As with pitchers being named MVP, there is precedence for players on non-contenders winning the award. Speaking of Trout, he was American League MVP in 2016 despite the Angels finishing 4th in the AL West and 14 games below .500 (and he’s the best bet to capture the honor this season). Just last year, Giancarlo Stanton also garnered an MVP award in the National League despite playing for the sub-.500 Miami Marlins. Still, this is an occurrence that tends to happen less often than WAR alone might dictate, a more-recent method of valuation as it as.
As the race for Most Valuable Player is understood, then, there is a tension between those who would identify a player as such for literally being the most valuable player to his team and those who insist an MVP should be part of a winning squad (or else how valuable could he really be?). Looking at the NL WAR leaders, while Aaron Nola is the ace of a squad that appears to be part of a two-horse race with the Atlanta Braves in the AL East, Jacob deGrom and Max Scherzer represent the underachieving New York Mets and Washington Nationals, respectively. In deGrom’s case, there is the objectively weird phenomenon of a man with a WAR above 6.0 and only five wins on the season. By the latter standard, these hurlers should have no business being part of the MVP conversation.
Looking at these pitchers’ teams, though, their value seems readily apparent. Jacob deGrom is clearly his team leader when it comes to wins above replacement, and if he received even a decent amount of run support from his team, he could easily have twice as many wins to his record sporting a sub-2.00 ERA and sub-1.00 WHIP. The pitcher on the roster with the next-best WAR per Baseball-Reference is Noah Syndergaard (2.1 WAR), and he spent some two months on the disabled list thanks to a strained hand ligament and is back on the DL at this writing thanks to contracting hand, foot, and mouth disease. In other words, there’s no question deGrom is the most valuable pitcher on the Mets, and is by all reasonable accounts the most valuable player.
Aaron Nola and Max Scherzer have likewise been the clear aces of their pitching staffs. Nola’s top competition in terms of wins above replacement are Zach Eflin (2.0 WAR), who didn’t appear in a major-league game for the Phillies until May 1, and Vince Velasquez (2.0 WAR), who has spent the better part of the 2018 season with an ERA upwards of 4.00. After Scherzer, the best option for the Nationals in the starting rotation has been Gio Gonzalez (2.0 WAR), someone Scherzer bests by better than a half a walk/hit per inning and nearly a run-and-a-half better per nine innings. Without the contributions of Nola and Scherzer, Philadelphia might be struggling to stay relevant in the NL Wild Card standings, and Washington might be several games under .500 and even yet more disappointing.
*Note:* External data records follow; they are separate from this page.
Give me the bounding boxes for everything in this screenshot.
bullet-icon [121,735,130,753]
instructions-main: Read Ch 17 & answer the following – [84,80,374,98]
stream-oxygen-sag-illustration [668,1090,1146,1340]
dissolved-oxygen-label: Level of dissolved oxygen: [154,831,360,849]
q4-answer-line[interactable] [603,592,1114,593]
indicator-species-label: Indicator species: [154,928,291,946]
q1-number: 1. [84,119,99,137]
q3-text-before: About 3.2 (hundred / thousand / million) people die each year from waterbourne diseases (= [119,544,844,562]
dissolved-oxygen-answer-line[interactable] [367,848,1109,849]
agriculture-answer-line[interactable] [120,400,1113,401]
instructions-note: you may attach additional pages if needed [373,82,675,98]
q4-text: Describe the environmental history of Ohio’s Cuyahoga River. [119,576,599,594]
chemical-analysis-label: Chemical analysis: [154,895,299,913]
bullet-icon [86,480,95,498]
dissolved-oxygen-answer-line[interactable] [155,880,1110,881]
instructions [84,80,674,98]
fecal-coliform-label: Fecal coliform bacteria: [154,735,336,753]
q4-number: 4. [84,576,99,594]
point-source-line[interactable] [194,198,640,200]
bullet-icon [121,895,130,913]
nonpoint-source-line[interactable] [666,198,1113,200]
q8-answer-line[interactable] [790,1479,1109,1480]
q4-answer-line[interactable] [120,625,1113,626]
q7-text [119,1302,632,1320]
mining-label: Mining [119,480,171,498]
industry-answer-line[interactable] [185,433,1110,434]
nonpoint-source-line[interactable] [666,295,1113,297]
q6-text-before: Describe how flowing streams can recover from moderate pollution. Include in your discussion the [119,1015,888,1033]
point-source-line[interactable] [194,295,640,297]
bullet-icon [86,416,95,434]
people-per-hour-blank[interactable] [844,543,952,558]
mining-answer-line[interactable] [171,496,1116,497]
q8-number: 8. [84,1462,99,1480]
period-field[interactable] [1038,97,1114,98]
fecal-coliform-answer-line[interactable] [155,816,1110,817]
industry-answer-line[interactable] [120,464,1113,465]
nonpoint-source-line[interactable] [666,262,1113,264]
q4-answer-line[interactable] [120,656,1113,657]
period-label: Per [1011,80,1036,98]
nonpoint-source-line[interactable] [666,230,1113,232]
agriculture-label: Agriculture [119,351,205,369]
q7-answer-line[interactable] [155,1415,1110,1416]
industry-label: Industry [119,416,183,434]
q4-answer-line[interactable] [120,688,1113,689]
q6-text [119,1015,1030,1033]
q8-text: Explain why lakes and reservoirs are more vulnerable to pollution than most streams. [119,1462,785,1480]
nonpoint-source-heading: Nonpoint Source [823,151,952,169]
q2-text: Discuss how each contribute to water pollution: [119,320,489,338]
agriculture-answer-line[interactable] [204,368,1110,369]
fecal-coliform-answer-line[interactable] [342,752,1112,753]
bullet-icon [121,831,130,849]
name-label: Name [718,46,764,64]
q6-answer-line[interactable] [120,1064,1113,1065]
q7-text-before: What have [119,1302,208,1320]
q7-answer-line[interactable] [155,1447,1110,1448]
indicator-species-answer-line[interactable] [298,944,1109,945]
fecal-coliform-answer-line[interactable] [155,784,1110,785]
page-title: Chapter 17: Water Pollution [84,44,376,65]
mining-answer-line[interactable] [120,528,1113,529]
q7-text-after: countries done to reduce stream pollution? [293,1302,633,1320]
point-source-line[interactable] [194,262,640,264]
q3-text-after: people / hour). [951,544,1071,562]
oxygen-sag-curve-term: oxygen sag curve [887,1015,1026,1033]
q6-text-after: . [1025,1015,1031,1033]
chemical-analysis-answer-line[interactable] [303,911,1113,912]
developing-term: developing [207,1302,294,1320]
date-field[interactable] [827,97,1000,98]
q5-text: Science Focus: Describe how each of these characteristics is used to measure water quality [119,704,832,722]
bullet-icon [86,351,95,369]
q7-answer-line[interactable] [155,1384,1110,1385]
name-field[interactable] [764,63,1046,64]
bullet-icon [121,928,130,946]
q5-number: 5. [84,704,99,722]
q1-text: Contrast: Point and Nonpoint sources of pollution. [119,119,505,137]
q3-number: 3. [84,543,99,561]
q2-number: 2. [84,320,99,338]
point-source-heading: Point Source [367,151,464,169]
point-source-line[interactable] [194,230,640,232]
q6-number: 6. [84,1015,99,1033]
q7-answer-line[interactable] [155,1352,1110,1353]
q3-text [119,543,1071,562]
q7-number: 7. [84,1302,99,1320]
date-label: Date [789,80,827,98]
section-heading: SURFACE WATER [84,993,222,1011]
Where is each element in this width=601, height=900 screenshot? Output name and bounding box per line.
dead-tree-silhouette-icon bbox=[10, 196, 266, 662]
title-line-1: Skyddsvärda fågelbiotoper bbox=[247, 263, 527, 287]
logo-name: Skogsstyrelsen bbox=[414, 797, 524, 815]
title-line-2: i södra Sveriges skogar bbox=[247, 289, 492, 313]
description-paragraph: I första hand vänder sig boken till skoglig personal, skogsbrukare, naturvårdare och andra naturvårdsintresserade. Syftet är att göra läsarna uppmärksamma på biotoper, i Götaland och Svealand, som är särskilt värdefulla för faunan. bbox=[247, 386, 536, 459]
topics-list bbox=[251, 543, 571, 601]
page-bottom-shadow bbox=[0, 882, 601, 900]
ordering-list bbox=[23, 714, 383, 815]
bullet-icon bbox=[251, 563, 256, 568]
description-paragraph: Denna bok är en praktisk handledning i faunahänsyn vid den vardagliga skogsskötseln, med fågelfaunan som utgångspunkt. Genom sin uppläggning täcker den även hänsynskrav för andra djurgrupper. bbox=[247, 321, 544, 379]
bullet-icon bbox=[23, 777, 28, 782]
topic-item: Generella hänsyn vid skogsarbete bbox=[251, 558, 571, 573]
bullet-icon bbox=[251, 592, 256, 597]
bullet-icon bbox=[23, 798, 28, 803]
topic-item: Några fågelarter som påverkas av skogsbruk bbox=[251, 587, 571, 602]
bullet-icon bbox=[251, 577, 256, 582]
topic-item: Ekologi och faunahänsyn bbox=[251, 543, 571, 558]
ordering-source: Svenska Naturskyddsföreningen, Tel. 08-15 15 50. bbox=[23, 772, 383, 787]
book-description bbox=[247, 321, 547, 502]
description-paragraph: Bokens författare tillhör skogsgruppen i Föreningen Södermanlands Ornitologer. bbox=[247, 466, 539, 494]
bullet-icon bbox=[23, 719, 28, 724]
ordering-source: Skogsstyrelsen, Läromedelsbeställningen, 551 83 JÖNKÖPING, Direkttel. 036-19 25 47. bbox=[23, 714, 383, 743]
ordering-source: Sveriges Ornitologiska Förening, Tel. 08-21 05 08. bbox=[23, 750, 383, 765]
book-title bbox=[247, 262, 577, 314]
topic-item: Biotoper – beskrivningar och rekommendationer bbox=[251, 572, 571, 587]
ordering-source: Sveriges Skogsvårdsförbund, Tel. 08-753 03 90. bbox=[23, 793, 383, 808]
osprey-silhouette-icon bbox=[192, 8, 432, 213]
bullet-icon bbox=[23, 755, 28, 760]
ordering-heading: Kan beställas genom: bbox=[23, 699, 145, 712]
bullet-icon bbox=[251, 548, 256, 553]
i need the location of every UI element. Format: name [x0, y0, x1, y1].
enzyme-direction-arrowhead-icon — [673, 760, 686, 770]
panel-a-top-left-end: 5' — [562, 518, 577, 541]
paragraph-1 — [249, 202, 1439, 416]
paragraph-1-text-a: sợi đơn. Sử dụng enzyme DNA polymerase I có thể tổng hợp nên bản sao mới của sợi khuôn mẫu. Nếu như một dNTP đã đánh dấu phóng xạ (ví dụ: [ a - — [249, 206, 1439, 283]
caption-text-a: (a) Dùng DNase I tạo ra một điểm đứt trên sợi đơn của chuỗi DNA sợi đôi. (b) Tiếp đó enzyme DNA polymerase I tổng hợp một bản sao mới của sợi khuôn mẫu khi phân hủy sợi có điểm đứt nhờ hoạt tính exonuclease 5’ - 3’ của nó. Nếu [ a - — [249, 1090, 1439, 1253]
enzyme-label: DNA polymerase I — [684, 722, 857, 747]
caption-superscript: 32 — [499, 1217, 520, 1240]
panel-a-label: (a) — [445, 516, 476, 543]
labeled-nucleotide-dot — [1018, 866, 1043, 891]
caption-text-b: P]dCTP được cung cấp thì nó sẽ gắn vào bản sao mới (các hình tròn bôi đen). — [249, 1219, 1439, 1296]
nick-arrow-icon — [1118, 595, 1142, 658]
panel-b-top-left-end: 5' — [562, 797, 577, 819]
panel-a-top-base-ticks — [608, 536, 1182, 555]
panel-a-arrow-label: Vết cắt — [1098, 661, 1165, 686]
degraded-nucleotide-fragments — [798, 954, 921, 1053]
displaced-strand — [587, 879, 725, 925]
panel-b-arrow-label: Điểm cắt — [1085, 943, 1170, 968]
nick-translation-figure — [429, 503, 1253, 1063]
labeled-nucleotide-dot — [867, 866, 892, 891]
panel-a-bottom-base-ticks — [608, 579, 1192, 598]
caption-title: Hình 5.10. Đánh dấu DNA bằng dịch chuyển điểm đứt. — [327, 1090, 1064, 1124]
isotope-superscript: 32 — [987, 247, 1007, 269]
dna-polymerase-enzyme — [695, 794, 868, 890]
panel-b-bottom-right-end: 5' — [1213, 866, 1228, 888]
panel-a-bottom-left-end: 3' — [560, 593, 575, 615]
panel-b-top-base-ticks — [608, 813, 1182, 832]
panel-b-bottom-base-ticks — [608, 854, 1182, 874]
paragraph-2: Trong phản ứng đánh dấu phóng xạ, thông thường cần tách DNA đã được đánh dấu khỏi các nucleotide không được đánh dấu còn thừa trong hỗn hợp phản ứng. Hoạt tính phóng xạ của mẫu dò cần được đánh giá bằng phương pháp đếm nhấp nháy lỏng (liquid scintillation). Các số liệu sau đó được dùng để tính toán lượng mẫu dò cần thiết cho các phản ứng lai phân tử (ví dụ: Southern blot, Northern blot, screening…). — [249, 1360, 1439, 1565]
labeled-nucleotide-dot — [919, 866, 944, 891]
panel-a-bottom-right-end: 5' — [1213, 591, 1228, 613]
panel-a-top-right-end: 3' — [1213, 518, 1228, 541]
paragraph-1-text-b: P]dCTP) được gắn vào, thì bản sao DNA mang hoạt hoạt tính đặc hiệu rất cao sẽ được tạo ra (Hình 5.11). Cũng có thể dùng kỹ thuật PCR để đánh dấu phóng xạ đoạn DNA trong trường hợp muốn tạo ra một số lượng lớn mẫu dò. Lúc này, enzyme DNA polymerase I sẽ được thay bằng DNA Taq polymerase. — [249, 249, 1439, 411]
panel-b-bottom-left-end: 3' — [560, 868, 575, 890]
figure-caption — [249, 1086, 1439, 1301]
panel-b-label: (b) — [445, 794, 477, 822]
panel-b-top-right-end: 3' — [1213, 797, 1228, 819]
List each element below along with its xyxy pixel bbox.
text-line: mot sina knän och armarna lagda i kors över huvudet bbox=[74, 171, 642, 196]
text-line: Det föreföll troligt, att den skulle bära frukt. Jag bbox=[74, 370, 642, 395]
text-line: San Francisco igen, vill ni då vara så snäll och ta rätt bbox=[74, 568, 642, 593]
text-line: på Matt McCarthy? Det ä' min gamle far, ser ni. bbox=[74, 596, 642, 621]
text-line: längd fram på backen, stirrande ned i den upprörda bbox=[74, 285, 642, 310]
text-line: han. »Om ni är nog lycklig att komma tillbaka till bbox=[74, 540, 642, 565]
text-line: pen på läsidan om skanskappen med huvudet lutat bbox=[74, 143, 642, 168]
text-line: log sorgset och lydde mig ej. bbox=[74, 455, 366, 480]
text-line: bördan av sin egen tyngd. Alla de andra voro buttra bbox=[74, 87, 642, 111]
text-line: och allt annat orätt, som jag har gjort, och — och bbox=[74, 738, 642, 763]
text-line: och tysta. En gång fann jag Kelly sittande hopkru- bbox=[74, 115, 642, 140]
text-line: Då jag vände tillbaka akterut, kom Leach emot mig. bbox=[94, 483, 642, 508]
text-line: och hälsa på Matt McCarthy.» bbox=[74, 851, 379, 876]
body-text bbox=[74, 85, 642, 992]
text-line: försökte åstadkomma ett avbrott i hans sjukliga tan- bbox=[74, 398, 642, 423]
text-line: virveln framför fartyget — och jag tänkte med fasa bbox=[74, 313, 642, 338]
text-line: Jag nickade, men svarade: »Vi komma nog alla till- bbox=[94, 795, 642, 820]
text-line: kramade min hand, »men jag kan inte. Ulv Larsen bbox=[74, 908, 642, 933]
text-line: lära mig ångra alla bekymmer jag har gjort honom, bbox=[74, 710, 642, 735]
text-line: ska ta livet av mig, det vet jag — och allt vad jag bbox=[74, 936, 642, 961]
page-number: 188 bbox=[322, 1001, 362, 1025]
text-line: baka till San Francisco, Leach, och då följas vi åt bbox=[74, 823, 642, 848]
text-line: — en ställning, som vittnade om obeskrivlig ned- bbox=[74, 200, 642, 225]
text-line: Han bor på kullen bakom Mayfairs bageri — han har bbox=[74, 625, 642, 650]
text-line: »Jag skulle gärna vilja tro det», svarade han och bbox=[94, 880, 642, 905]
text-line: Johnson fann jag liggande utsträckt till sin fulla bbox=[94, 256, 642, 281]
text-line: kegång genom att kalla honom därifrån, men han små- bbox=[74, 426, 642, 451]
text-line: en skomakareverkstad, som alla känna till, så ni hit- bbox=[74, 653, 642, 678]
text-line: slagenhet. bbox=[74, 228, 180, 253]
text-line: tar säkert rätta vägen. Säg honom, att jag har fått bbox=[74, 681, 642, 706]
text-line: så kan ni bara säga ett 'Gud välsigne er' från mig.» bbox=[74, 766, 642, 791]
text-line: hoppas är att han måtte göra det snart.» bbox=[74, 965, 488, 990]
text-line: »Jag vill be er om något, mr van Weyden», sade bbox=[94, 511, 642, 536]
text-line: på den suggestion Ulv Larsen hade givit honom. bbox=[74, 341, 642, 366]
In a season in which no everyday player in the National League jumps out as a consensus pick for Most Valuable Player—cases can be made for a crowded field including Nolan Arenado, Javier Baez, Lorenzo Cain, Matt Carpenter, Freddie Freeman, and Eugenio Suarez—it should be deemed as appropriate if not more so to consider Jacob deGrom, Aaron Nola, or Max Scherzer for the award at this point. They’ve done more than their fair share for their respective clubs, and shouldn’t be penalized in the voting for working on a starting pitcher’s schedule.